Multiplied by a study type multiplier (Clinical Trial = 1.0, Observational = 0.7, Other = 0.1), then tallied separately for supporting vs. contradicting papers. The comparison determines the claim’s overall evidence status: “Evidence Supports”, “Evidence Disproves”, or “Inconclusive”.

Why GitHub for Storage?

Versioned PDF storage — immutable once uploaded, human-readable paths
Review archival — every chat transcript committed as markdown, browsable in the repo
Issue tracking — Claude flags classification workflow patterns worth improving; the system files GitHub issues automatically, closing the feedback loop

The alternative (S3 + issue tracker + archival system) is three services.
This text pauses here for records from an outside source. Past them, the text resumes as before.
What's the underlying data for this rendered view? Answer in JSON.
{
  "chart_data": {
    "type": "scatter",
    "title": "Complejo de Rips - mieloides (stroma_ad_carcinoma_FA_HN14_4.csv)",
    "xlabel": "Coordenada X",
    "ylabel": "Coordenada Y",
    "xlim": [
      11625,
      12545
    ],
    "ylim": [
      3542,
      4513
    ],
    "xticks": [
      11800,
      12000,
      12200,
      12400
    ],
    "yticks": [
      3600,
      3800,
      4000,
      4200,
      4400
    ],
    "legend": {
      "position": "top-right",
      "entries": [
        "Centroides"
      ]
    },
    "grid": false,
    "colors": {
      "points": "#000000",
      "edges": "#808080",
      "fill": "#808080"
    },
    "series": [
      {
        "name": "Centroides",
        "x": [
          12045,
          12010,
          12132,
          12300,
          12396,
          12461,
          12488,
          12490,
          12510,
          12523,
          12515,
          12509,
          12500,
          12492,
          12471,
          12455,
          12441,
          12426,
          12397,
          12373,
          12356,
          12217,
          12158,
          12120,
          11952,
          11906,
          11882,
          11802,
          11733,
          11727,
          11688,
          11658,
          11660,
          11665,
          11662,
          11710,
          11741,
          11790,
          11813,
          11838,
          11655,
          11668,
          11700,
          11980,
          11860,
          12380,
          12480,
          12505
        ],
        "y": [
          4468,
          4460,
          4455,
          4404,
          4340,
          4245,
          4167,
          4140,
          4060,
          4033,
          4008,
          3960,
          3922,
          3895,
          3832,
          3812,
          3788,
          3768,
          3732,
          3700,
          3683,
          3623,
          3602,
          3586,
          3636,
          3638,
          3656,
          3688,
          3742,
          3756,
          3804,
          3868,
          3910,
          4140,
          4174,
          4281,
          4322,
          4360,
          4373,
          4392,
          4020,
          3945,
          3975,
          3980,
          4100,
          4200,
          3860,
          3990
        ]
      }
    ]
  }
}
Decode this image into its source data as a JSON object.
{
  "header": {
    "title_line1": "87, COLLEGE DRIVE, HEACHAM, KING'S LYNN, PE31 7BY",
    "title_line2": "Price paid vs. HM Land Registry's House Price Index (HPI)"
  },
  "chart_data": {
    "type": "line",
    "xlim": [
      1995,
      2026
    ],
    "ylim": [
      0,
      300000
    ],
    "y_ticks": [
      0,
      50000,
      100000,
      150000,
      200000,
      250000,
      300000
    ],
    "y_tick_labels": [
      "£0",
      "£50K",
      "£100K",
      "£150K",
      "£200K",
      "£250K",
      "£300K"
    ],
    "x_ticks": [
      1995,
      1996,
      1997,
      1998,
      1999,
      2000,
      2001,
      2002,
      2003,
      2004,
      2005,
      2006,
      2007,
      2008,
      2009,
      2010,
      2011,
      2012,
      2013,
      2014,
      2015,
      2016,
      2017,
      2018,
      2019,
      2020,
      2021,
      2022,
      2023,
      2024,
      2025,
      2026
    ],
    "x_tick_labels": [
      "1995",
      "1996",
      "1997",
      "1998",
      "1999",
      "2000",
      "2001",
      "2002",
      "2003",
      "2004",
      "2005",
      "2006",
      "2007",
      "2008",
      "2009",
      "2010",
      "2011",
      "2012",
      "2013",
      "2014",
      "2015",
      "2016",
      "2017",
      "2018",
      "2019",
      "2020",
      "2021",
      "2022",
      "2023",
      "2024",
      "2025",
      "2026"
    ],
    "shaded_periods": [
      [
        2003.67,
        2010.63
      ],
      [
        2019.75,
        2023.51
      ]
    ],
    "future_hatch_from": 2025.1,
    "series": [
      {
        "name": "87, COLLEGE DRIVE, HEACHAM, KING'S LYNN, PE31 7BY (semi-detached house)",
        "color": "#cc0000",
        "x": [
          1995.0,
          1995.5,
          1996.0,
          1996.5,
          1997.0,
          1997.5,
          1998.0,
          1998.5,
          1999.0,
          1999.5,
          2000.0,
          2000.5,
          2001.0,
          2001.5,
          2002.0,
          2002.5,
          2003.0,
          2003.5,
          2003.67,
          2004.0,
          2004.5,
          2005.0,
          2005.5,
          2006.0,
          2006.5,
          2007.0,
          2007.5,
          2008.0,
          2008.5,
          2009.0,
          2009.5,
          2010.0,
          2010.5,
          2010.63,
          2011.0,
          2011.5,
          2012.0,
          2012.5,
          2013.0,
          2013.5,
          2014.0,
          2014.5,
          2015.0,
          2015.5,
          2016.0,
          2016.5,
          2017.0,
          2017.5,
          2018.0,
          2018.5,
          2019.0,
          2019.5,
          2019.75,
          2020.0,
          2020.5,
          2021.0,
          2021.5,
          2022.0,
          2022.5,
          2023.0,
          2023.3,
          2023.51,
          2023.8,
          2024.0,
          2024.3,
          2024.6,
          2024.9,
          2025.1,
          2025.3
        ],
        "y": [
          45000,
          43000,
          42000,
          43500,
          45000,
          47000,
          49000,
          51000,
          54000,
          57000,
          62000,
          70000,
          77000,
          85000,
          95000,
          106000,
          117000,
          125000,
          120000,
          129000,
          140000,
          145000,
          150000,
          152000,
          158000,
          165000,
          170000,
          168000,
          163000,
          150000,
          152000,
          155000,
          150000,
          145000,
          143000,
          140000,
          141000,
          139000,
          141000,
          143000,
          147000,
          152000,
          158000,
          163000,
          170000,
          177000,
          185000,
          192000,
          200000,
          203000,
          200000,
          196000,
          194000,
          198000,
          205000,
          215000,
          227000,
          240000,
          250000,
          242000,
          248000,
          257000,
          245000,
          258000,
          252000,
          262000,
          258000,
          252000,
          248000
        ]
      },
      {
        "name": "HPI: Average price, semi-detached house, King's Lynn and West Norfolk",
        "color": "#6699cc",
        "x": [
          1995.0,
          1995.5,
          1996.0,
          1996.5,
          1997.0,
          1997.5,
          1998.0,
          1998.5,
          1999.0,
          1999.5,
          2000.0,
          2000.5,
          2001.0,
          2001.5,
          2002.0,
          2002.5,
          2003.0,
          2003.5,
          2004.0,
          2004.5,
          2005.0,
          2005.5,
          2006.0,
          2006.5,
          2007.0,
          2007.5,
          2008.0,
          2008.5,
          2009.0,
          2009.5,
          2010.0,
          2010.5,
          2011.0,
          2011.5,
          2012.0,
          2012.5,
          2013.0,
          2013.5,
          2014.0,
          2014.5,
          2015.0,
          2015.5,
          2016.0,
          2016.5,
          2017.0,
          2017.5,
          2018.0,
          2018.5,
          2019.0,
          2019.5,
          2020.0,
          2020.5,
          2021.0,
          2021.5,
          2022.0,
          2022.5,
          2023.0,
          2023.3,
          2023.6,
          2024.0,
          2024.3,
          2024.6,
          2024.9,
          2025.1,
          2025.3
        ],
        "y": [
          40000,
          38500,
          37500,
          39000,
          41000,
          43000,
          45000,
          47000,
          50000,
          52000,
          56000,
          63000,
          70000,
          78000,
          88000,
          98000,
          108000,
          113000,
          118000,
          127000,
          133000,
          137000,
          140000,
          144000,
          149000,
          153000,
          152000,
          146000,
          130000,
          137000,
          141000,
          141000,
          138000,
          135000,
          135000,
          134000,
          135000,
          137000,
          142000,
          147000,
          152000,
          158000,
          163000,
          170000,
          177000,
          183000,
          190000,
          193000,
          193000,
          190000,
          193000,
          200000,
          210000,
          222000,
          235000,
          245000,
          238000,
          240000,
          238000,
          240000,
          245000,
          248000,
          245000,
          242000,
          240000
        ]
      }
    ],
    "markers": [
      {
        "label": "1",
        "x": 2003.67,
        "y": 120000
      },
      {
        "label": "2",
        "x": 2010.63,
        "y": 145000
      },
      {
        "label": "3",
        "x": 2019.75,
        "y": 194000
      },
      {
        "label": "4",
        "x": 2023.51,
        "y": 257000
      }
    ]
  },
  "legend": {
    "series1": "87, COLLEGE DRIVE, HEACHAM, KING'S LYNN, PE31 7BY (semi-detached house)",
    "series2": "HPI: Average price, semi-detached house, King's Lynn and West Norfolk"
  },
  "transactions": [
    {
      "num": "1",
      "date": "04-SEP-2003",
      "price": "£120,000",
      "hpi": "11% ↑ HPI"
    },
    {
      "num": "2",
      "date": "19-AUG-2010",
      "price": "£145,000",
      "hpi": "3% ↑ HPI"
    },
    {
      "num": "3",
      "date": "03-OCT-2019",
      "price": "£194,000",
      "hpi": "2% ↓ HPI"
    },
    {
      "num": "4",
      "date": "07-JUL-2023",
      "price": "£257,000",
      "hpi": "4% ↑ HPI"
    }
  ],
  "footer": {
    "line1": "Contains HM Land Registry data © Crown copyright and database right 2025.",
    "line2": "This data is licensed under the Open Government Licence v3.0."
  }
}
GitHub is one.

The Anthropic Files API

Instead of sending the PDF inline with every message, I use Anthropic’s Files API: upload once, get a file_id, reference it on every subsequent call. Sending an 8 MB paper with every turn in a long session would be slow and wasteful.

Caching strategy:

Check publications table for a stored anthropic_file_id
Try to use it — 404 means expired
On expiry, re-fetch from GitHub, re-upload, update cached ID

First message after expiry is slightly slower. Everything after is fast.

What I’d Do Differently

Feedback loop is still manual. Claude flags improvements and the system files issues, but someone has to read them and update the prompt. A scheduled job that aggregates, clusters, and drafts prompt changes for human review would close the loop properly.

GitHub PDF storage doesn’t scale. S3 with proper access controls is more robust. GitHub’s API has rate limits and isn’t designed for large binary storage.